I love that boy so much, I still think about him
constantly. He told me that he felt the same way that time
we talked, we both got kinda silly reminiscing &
complaining about how things are now. I can't figure out
why we didn't try to work things out between us because we
both knew it was worth it. We had so much together...it's
so sad. I'm getting choked up right now just thinking about
it. Thinking about how pathetic I've grown without him, how
many men I've been with since. Disgusting. I miss him. It's
HIM I want to be with. I can't even compare any of the
other guys I've been with to him because they'll never,
ever cut it.
I have to wait until someone else makes me feel the way he
did. I am so upset with myself for feeling the way I do
about something I hardly tried to work out. It's been about
a year and a half since we broke up & I think about him
every day. That's how I know I love him.
Sick sick sick.
ToF, who I dated a few months ago was at the bar the other
night. Said he thought I dropped off the face of the Earth.

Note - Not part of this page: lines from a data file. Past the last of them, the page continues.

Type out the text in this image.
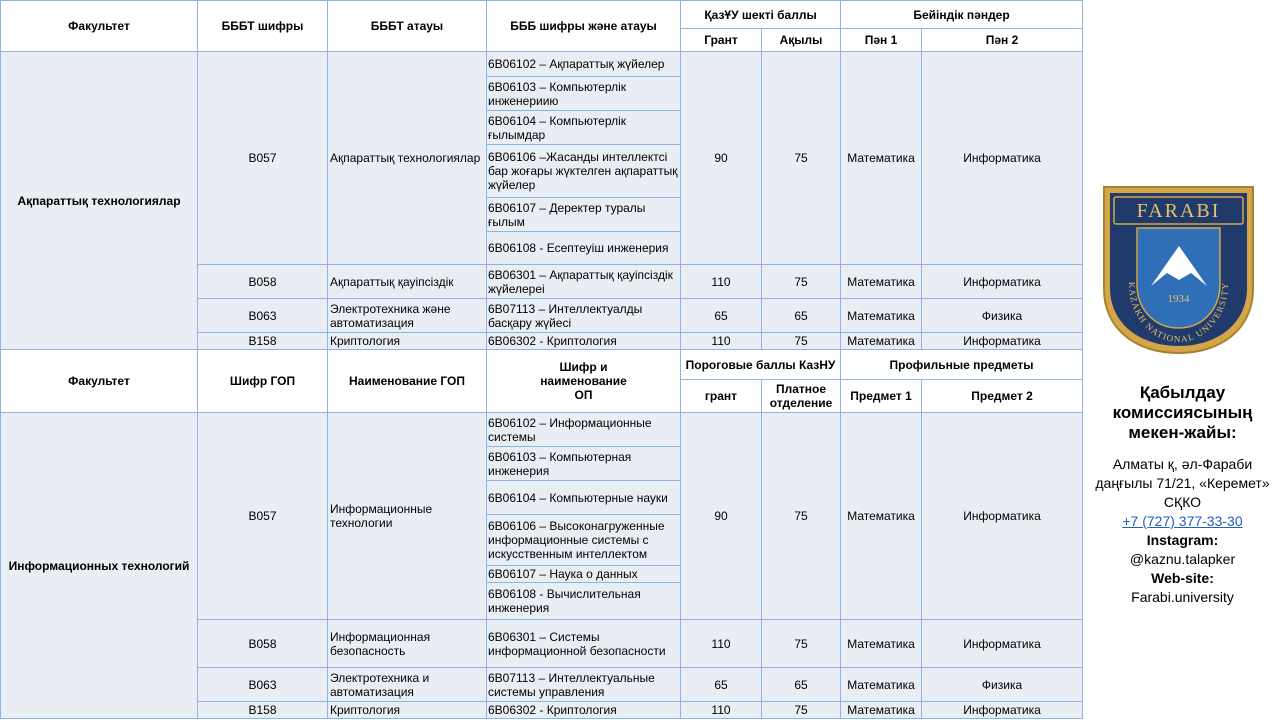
Факультет	БББТ шифры	БББТ атауы	БББ шифры және атауы	ҚазҰУ шекті баллы		Бейіндік пәндер	
				Грант	Ақылы	Пән 1	Пән 2
Ақпараттық технологиялар	B057	Ақпараттық технологиялар	6В06102 – Ақпараттық жүйелер	90	75	Математика	Информатика
			6В06103 – Компьютерлік инженериию				
			6В06104 – Компьютерлік ғылымдар				
			6В06106 –Жасанды интеллектсі бар жоғары жүктелген ақпараттық жүйелер				
			6В06107 – Деректер туралы ғылым				
			6В06108 - Есептеуіш инженерия				
	B058	Ақпараттық қауіпсіздік	6В06301 – Ақпараттық қауіпсіздік жүйелереі	110	75	Математика	Информатика
	B063	Электротехника және автоматизация	6В07113 – Интеллектуалды басқару жүйесі	65	65	Математика	Физика
	B158	Криптология	6В06302 - Криптология	110	75	Математика	Информатика
Факультет	Шифр ГОП	Наименование ГОП	Шифр и наименование ОП	Пороговые баллы КазНУ		Профильные предметы	
				грант	Платное отделение	Предмет 1	Предмет 2
Информационных технологий	B057	Информационные технологии	6В06102 – Информационные системы	90	75	Математика	Информатика
			6В06103 – Компьютерная инженерия				
			6В06104 – Компьютерные науки				
			6В06106 – Высоконагруженные информационные системы с искусственным интеллектом				
			6В06107 – Наука о данных				
			6В06108 - Вычислительная инженерия				
	B058	Информационная безопасность	6В06301 – Системы информационной безопасности	110	75	Математика	Информатика
	B063	Электротехника и автоматизация	6В07113 – Интеллектуальные системы управления	65	65	Математика	Физика
	B158	Криптология	6В06302 - Криптология	110	75	Математика	Информатика
FARABI
1934
KAZAKH NATIONAL UNIVERSITY
Қабылдау комиссиясының мекен-жайы:
Алматы қ, әл-Фараби даңғылы 71/21, «Керемет» СҚКО
+7 (727) 377-33-30
Instagram:
@kaznu.talapker
Web-site:
Farabi.university
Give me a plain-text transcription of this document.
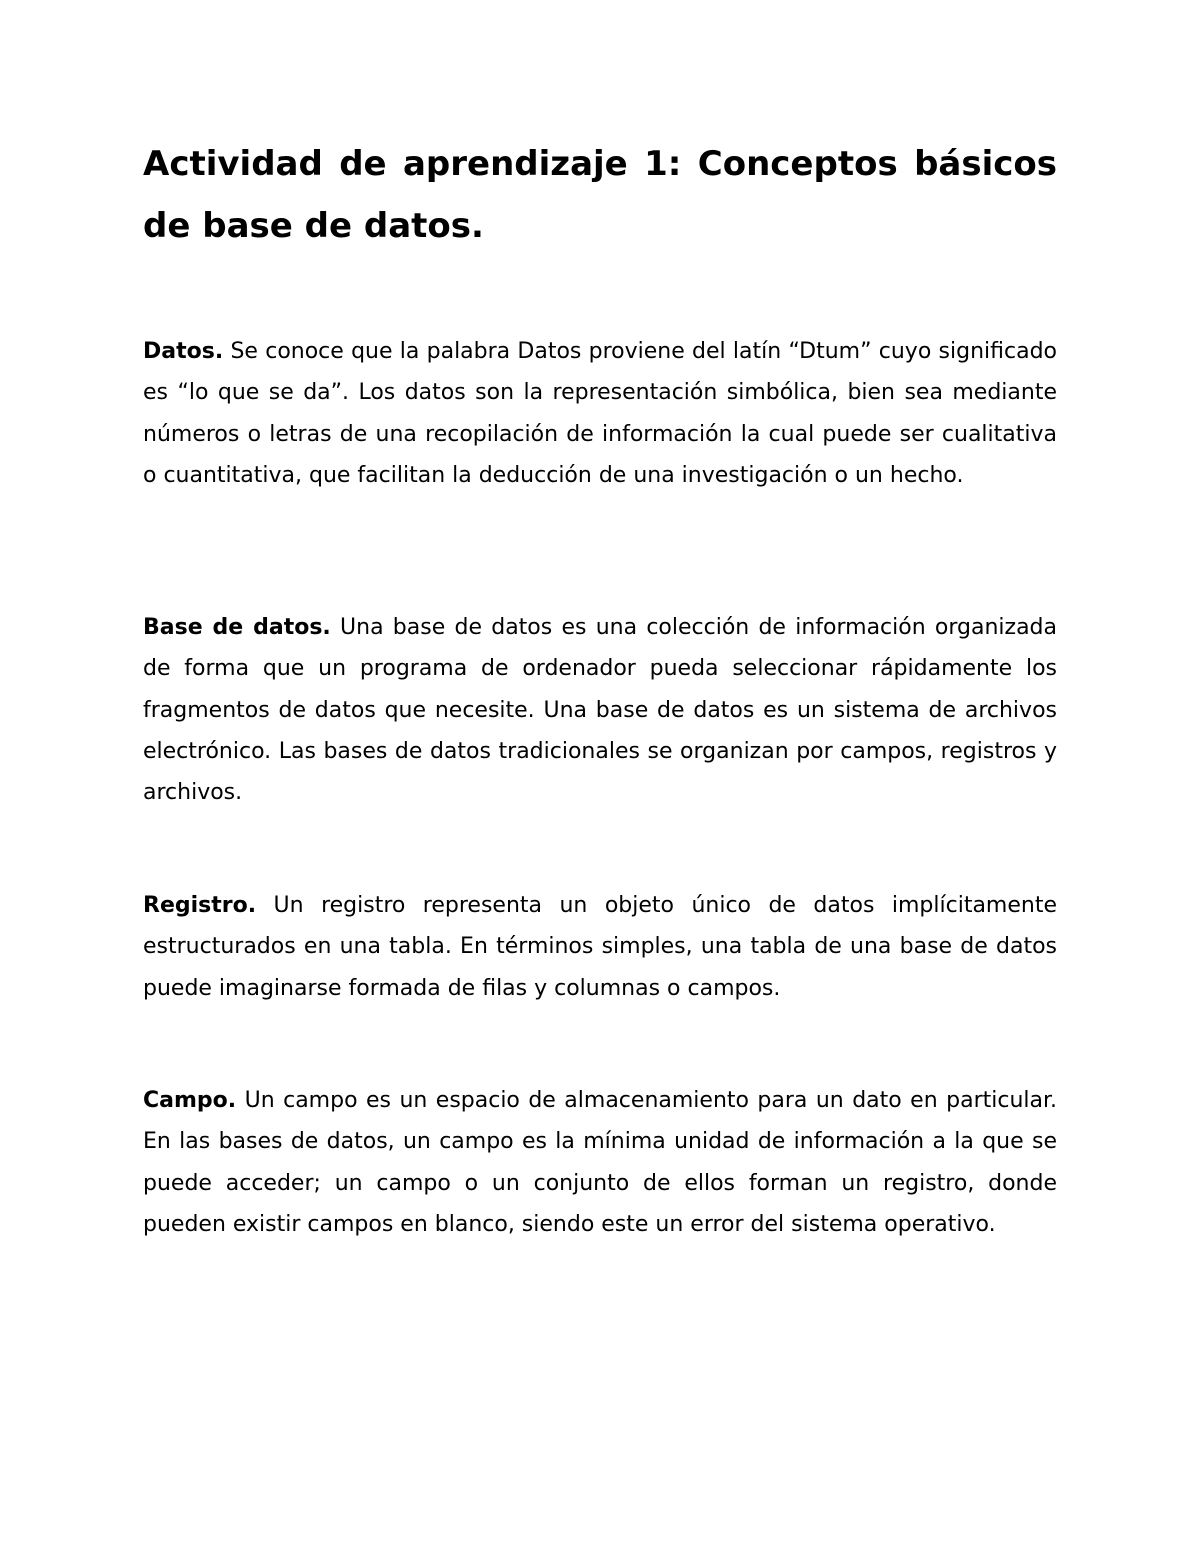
Actividad de aprendizaje 1: Conceptos básicos de base de datos.

Datos. Se conoce que la palabra Datos proviene del latín “Dtum” cuyo significado es “lo que se da”. Los datos son la representación simbólica, bien sea mediante números o letras de una recopilación de información la cual puede ser cualitativa o cuantitativa, que facilitan la deducción de una investigación o un hecho.

Base de datos. Una base de datos es una colección de información organizada de forma que un programa de ordenador pueda seleccionar rápidamente los fragmentos de datos que necesite. Una base de datos es un sistema de archivos electrónico. Las bases de datos tradicionales se organizan por campos, registros y archivos.

Registro. Un registro representa un objeto único de datos implícitamente estructurados en una tabla. En términos simples, una tabla de una base de datos puede imaginarse formada de filas y columnas o campos.

Campo. Un campo es un espacio de almacenamiento para un dato en particular. En las bases de datos, un campo es la mínima unidad de información a la que se puede acceder; un campo o un conjunto de ellos forman un registro, donde pueden existir campos en blanco, siendo este un error del sistema operativo.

Haha. Life is so funny isn't it. People hurting, being
hurt. Terrible. Anywyas, made a clean break from him &
went back to my girls...the waitress brought me a drink
from him & when I looked over to where he was earlier, he
was gone. Couldn't even say thanks. Ah, well...
JaC (J) hasn't bothered to even try getting his stuff. I
don't care anymore. I'll just keep it in the bag, not
gonna bother dropping it off for him. Bastard hasn't called
at all to get it so.....ya, his loss. I don't want his shit
but I'm not going out of my way for him.